SERVIZIO SANITARIO NAZIONALELa privatocrazia è un fenomeno globale. In molti paesi, europei e non, i privati svolgono funzioni pubbliche essenziali. Basti pensare che sono società private ad aver fornito almeno il 50 per cento della presenza militare statunitense durante le recenti operazioni in Iraq e Afghanistan. Questi nuovi mercenari hanno svolto per conto del governo americano funzioni non solo di supporto ma anche di intelligence e persino di combattimento. Vari paesi sono addirittura arrivati a privatizzare il loro sistema carcerario. In Australia, per esempio, quasi il 20 per cento dei carcerati risiede in prigioni private. (…).

L’Italia non fa eccezione. Come reso a tutti noto dalla pandemia COVID-19, anche qui il sistema sanitario è stato parzialmente privatizzato. In alcune regioni come la Lombardia, a seguito di un processo di esternalizzazione dei servizi sanitari iniziato negli anni Novanta, circa il 50 per cento delle istituzioni sanitarie si trova oggi in mano a privati – la regione rimborsa i servizi ma sono i privati che li erogano e che spesso decidono quali servizi fornire. La sanità non è però l’unica area soggetta a privatizzazioni. Come evidenziato dall’ISFOL, l’Istituto per lo sviluppo della formazione professionale dei lavoratori, una percentuale notevole di appalti e contratti a privati viene erogato dalla pubblica amministrazione per lo svolgimento di funzioni che vanno dalla raccolta dei rifiuti alla gestione delle strutture informatiche, dai servizi di sicurezza al trasporto, dagli asili nido all’assistenza agli anziani. In teoria, le funzioni delegate a privati dovrebbero essere di carattere puramente ausiliario. In realtà, come fatto notare già da tempo da Tito Boeri e ribadito più recentemente da Arianna Tassinari, «i processi di esternalizzazione nella pubblica amministrazione interessano sempre più spesso anche funzioni centrali dei servizi pubblici – come per esempio la fornitura di servizi infermieristici nella sanità, o aspetti chiave della previdenza pubblica».

Di fronte a eventi recenti, quale l’approvazione alla Camera dei deputati di un emendamento al cosiddetto «Decreto Rilancio» finalizzato ad aumentare a 300 milioni di euro lo stanziamento a favore delle scuole private a seguito dell’emergenza COVID-19, ci si è chiesti se anche l’Italia si stia avviando verso la progressiva privatizzazione dell’istruzione pubblica (…).

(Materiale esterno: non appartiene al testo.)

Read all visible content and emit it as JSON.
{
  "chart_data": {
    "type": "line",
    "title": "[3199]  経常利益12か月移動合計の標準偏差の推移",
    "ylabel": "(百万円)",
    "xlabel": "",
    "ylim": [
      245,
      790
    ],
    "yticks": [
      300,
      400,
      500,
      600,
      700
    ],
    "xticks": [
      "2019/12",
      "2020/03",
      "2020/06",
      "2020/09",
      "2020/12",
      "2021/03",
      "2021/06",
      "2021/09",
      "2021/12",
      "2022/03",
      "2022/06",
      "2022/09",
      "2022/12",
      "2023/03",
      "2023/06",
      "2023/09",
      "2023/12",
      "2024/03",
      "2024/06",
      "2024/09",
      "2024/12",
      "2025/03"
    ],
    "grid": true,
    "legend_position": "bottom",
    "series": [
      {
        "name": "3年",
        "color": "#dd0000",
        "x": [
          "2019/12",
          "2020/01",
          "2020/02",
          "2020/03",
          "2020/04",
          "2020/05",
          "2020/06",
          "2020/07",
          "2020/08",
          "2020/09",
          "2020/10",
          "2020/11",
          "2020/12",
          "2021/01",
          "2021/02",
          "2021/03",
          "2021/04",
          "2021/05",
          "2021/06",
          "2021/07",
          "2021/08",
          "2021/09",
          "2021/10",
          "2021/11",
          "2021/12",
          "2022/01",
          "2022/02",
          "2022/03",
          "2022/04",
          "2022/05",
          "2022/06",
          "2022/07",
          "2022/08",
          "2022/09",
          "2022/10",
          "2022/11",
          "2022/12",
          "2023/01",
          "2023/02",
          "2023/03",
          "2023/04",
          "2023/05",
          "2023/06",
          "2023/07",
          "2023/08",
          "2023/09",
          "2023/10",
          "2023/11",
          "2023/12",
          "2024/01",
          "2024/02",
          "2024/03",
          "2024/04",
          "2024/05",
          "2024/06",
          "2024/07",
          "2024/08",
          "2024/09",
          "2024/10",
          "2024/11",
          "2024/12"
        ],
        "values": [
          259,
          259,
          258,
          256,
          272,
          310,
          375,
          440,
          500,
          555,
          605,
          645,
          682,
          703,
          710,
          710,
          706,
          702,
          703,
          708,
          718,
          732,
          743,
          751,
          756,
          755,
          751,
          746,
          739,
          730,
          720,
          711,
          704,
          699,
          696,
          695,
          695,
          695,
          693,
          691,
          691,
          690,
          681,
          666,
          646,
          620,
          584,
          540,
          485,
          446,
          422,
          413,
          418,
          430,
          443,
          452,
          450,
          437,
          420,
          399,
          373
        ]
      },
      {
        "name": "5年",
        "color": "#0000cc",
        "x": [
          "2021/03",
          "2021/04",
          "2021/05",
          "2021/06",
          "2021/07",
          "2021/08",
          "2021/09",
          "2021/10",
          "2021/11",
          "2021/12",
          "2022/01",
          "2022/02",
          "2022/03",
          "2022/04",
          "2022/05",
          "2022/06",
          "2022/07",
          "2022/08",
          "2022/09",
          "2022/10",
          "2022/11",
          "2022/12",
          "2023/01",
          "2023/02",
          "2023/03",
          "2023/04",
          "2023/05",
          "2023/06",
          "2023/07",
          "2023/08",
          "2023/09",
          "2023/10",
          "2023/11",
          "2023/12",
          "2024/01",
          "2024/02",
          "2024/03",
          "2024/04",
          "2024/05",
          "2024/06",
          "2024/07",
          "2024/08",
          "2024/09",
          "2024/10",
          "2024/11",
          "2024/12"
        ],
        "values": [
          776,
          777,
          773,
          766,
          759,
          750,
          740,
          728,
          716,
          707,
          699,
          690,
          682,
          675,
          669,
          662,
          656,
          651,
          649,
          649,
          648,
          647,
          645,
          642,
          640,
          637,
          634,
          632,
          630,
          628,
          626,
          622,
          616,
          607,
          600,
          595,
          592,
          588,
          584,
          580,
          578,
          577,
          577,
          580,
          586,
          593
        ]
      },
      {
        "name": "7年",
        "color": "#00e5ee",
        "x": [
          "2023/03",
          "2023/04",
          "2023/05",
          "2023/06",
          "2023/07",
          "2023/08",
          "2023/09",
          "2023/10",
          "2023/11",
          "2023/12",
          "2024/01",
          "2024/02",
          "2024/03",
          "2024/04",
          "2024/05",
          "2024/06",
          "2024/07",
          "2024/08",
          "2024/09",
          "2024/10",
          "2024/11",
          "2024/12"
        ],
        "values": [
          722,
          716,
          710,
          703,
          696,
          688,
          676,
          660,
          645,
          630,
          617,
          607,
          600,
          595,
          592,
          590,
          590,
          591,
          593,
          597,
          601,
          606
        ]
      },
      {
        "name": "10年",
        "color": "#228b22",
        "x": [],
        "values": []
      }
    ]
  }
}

Da dove nasce la privatocrazia? La spinta a privatizzare è emersa in risposta a una crisi di legittimità che ha colpito molti Stati moderni a seguito di un’espansione repentina del loro apparato burocratico-amministrativo subito dopo la Seconda guerra mondiale. Tale crisi ha visto un calo netto di fiducia da parte dei cittadini nella pubblica amministrazione, accusata di essere eccessivamente ingombrante, inutilmente cavillosa e inefficiente. La risposta è stata una progressiva introduzione, a partire dagli anni Settanta, di strategie di mercato nella gestione degli affari pubblici, viste come l’unica via d’uscita dall’inflessibilità e dagli aspetti alienanti della macchina burocratico-amministrativa. La privatizzazione di funzioni pubbliche non avrebbe però potuto raggiungere queste dimensioni senza il supporto di quell’ideologia economica e politica che è divenuta dominante a livello globale a partire dagli anni Ottanta: il neoliberismo. Privatizzare ha permesso alle élite politiche di continuare a garantire servizi, così da soddisfare le preferenze del pubblico, dando però allo stesso tempo l’illusione che è il «libero mercato», invece che lo Stato, a provvedere. Usare il privato al posto del pubblico ha anche fornito a tali élite una strategia per rendere effettiva l’implementazione di un regime fiscale austero, esso stesso una domanda chiave dell’era neoliberista, senza dover però chiedere sacrifici eccessivi ai cittadini. La speranza era che grazie alla competizione di mercato, il privato potesse fare ciò che fa il pubblico ma farlo meglio e a costi molto più ridotti.

Prima la crisi finanziaria del 2008, poi la pandemia mondiale COVID-19 hanno messo in discussione la convinzione neoliberista della superiorità del privato sul pubblico, hanno mostrato la necessità dello Stato e l’ineluttabile dipendenza del settore economico e finanziario da quest’ultimo. Si è dunque parlato di «ritorno dello Stato». Siamo tuttavia ben lontani da un ritorno al sistema socialdemocratico. L’ideologia dominante vuole uno Stato imprenditore, non uno Stato amministratore. Il perseguimento di fini sociali e l’amministrazione della cosa pubblica rimangono dunque responsabilità condivise fra pubblico e privato.

Se lo Stato agisce tramite il privato, il privato si trasforma a sua volta in un agente dello Stato – ecco perché si può parlare appunto di privatocrazia. Dobbiamo quindi tornare al nostro quesito iniziale: può un sistema privatocratico governare in modo legittimo?
Sebbene questa domanda sia di cruciale importanza, è sorprendentemente assente dal dibattito pubblico. In ambito politico, la privatizzazione viene spesso concepita come un fenomeno puramente economico e di competenza esclusivamente tecnico-scientifica (…). Ci si scorda però che lo Stato non è riducibile a un’azienda o a un supermercato, l’operato dei quali può essere giudicato interamente in base ai risultati. Lo Stato è diverso. Avremmo per esempio buone ragioni di opporci a uno Stato che agisse tramite un dittatore benevolo anche qualora quest’ultimo fosse capace di ottenere buoni risultati in maniera efficace. Il motivo è che la legittimità – e in una democrazia, la legittimità democratica – conta più dell’efficienza quando si tratta di giudicare un sistema di governo e l’operato dei suoi agenti (…).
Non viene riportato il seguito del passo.